Oh, the interview. Right. Well, since you asked (some of you, anyway), the Nix interview. Way back when,, Nix's publicist called me. She had arranged for an interview with him to be published in the Science Fiction Chronicle, but only if a freelancer did it and she liked my Phantastes article, so would I like to? I said sure, definitely. Jumped at the chance. Did the interview while Scott and Michelle were here (toaster-demon-Scott, not arriving-today-Scott). Wrote it up. Queried the editor at SFC to determine how long he had intended this interview would be. And that's where the problem started. Turns out that there had been some significant miscommunication between the publicist and the editor. He said he had never said he wanted this interview, because in fact he did not, and she said that he had committed to it or she wouldn't have asked me in the first place. So the interview was mine to do with as I pleased...and I didn't really have any markets in mind for it at the time. Didn't have a lot of interest in querying on interviews -- Trent does interviews, not me. So it kind of languished, until the changeover of poetry editors made Speculon a little light for this issue. So....

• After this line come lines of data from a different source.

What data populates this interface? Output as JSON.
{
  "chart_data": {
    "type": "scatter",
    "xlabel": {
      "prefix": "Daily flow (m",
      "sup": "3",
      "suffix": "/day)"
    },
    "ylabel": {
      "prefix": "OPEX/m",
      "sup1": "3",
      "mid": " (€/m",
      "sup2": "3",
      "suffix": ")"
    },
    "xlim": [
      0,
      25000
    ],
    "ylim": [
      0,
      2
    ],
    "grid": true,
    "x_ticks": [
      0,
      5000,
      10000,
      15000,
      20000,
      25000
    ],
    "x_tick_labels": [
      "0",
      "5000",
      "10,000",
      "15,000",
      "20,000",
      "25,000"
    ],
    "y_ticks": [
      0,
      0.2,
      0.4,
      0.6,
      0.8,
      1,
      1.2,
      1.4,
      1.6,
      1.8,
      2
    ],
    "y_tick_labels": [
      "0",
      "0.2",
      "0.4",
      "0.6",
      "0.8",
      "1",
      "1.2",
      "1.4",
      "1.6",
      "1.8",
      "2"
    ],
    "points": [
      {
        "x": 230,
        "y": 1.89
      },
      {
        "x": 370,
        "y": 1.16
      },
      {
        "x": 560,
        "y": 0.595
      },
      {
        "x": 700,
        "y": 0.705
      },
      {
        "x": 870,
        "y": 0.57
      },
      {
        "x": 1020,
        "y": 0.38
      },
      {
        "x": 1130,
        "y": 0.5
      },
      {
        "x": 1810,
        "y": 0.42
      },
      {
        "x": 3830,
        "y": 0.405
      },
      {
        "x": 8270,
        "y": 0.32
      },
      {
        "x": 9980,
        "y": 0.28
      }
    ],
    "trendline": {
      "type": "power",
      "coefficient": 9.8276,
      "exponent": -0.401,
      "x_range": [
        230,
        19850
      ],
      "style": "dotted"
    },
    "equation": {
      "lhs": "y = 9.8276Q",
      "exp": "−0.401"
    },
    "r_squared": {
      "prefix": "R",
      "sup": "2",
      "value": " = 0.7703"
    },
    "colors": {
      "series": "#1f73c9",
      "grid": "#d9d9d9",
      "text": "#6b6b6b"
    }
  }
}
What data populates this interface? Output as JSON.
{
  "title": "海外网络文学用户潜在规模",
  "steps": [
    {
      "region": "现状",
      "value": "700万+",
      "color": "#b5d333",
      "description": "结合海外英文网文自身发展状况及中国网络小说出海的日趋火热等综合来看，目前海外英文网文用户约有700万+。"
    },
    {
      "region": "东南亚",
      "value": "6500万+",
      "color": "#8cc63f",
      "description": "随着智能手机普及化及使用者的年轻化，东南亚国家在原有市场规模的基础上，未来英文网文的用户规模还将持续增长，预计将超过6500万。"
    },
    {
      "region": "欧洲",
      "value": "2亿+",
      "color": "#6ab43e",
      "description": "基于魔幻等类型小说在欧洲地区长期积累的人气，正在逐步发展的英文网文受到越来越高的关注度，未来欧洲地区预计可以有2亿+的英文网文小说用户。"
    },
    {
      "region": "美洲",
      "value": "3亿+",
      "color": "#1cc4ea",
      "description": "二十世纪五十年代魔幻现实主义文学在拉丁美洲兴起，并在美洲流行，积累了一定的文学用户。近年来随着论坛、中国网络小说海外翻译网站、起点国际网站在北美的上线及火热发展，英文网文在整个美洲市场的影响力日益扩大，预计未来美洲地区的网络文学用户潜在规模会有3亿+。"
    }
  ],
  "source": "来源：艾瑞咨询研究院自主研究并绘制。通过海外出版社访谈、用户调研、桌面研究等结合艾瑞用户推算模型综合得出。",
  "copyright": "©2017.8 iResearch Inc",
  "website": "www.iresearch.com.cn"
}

Indeed. At any rate, I'm going to do relatively little today, I think, except for fetching Scott from the airport. And getting a new paper journal. I like new journals. I also like sun-dried tomatoes and polygenic traits. I like lots of stuff. I still have an undercurrent of sadness running around in here -- I dreamed of my great grandmother last night -- but I will be distracted, in good ways.